Depuis maintenant trois semaines, je suis devenu le bras droit officiel des cours de tambour débutants à Samajam. Pour être plus précis, je suis en charge du réchauffement de la classe les mardis et les jeudis soirs, chaque fois avec un groupe d'une quarantaine de personnes. Ma job consiste à faire en sorte que lorsque le prof arrive, le toit est prêt à sauter. Il faut que l'énergie monte, tout en ne mettant pas la barre trop haute tout de suite en partant. Le tambour étant un instrument où la force et l'endurance sont maîtres, on se doit d'y aller en douceur, pour aboutir à une communion où les gens sont allumés et prêts à apprendre la matière des rythmes.
L'échauffement dure une trentaine de minutes la plupart du temps. Un demi cadran d'horloge qui passe à chaque fois vite comme l'éclair. Un moment où j'ai carte blanche, le tambour du prof étant mon porte-voix. Dès que je mets les pieds dans le local, et que j'installe mes duns et j'accueille les premiers arrivants, le temps s'arrête. J'entre dans un état de lâchez-prise total, où je laisse au pas de la porte mes tracas quotidiens.
Je ne suis pas un adepte des réchauffements traditionnels. Du genre ceux qui se font pour clarifier les frappes, ou bien augmenter la souplesse. Non, je préfère de loin jammer sur les rythmes qui ont été vus auparavant. Le tout dans une atmosphère totalement neutre, sans pression, sans direction précise. Je veux juste que les élèves aient le temps de s'installer, d'attacher leur djembé, afin de faire en douceur la transition entre leur routine et son antithèse qui durera un bon deux heures.

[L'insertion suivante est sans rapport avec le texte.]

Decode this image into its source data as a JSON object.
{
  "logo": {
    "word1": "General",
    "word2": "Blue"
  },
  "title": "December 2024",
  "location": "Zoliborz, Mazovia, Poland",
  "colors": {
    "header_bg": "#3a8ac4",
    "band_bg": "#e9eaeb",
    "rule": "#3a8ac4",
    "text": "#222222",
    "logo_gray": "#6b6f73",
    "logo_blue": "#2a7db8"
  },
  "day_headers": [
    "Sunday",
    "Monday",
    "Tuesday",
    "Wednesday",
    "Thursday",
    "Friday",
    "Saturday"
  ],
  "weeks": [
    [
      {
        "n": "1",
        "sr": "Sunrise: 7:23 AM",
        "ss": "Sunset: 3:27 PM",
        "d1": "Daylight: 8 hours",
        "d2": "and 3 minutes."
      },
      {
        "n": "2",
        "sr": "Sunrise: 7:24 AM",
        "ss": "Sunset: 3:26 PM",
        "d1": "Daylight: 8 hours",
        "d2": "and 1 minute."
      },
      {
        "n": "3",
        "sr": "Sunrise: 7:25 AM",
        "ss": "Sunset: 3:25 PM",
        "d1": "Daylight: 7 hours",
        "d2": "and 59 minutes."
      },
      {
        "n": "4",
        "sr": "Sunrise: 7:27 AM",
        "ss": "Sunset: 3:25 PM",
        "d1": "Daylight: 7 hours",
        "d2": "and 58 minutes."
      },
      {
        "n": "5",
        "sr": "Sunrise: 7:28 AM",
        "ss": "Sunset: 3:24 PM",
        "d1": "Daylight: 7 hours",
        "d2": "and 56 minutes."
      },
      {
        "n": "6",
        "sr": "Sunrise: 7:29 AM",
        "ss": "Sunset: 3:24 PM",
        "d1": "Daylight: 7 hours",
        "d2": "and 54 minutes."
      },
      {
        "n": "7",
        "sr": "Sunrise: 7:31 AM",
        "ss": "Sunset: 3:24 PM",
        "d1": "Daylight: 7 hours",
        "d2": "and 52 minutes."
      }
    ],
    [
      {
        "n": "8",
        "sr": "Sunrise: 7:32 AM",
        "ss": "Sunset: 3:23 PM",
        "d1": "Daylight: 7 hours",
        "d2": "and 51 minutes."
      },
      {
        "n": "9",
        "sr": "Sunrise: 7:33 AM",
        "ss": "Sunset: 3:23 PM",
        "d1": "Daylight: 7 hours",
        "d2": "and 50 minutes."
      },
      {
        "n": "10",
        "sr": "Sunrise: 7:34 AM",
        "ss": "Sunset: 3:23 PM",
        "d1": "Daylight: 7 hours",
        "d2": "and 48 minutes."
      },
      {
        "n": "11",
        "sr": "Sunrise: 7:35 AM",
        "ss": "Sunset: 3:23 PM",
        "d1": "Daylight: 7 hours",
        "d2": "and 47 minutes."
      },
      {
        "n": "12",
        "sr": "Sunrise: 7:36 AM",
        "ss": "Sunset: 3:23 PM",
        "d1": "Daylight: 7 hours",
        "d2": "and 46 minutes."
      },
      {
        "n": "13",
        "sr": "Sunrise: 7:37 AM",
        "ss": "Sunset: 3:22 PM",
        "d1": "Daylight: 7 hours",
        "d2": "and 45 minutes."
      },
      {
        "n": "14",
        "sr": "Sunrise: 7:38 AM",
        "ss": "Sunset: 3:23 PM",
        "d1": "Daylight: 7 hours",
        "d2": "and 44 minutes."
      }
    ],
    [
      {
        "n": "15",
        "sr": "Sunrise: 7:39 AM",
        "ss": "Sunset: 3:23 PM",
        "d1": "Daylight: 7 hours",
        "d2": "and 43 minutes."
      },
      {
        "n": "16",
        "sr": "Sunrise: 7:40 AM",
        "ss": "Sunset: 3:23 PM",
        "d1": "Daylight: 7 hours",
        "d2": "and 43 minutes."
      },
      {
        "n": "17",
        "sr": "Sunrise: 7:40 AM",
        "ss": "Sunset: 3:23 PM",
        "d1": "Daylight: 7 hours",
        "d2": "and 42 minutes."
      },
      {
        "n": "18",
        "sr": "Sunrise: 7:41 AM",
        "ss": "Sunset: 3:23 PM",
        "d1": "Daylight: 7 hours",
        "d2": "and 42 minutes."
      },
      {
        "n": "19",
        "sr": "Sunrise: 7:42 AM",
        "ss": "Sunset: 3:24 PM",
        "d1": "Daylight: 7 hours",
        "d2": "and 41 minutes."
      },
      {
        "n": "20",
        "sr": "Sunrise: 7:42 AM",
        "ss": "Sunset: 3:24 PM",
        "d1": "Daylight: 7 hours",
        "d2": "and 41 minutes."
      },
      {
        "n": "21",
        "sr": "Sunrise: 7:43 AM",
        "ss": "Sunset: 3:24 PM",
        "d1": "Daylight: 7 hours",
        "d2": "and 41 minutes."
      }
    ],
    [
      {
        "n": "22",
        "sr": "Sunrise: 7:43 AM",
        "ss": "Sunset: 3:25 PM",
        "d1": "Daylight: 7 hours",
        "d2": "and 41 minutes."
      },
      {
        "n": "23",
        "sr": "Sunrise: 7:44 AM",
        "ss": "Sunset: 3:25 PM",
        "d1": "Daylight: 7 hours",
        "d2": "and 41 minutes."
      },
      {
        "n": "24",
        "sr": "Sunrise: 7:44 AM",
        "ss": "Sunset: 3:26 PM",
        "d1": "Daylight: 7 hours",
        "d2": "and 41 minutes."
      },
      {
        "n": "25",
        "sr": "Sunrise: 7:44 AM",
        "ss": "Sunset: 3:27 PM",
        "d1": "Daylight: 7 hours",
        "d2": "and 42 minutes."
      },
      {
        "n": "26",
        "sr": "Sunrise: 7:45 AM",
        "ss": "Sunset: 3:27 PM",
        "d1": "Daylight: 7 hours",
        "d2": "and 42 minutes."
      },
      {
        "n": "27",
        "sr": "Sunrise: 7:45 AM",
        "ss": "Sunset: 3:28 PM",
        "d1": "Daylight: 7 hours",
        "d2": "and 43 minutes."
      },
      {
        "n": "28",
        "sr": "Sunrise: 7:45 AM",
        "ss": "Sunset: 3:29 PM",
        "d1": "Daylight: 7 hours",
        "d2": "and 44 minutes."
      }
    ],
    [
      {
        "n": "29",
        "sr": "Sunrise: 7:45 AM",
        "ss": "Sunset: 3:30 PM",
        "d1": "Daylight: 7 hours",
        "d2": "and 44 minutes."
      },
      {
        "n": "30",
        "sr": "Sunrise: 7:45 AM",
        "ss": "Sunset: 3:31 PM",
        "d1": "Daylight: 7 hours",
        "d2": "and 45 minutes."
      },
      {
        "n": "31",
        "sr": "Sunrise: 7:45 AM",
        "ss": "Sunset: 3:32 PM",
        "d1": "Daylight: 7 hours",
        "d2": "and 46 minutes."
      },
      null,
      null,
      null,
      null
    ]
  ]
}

J'aime aussi être sans filet. Je ne me prépare donc pas à l'avance pour le réchauffement. De toute façon, au nombre de fois où j'ai été présent en temps qu'élève, je commence à savoir comment un bon réchauffement se doit d'être. Il faut savoir répandre sa passion, c'est aussi simple que cela. Sans tremper dans l'exagération, il faut communiquer le goût de jouer à ceux qui, dans quelques minutes, goûteront à la sagesse et à la richesse des rythmes africains.
Je commence donc en douceur à jouer un accompagnement de rythme que les élèves veulent jouer. Puis, chacun embarque, et cela a un effet d'entraînement incroyablement puissant. Bientôt, tout en sentant la sueur perler sur mon front, j'augmente la cadence, puis je diversifie les accompagnements au travers du groupe. Et au fur et à mesure que je vois les sourires apparaître sur les visages, je sais que je fais bien mon job.
Ainsi, lorsque le prof entre dans le local, accueilli par le tonnerre du rythme d'une cinquantaine de djembés, la soirée ne peut tout simplement pas passer inaperçue. C'est le moment fort de la semaine, où on se sent incroyablement présents. Et où les aléas de la vie n'ont plus d'importance. Et après le cours proprement dit, lorsque les gens viennent me voir et me disent à quel point ils ont apprécié leur soirée et n'attendent plus que ça pendant leur semaine, je sais qu'en quelque part, le rythme est un besoin essentiel à l'être humain.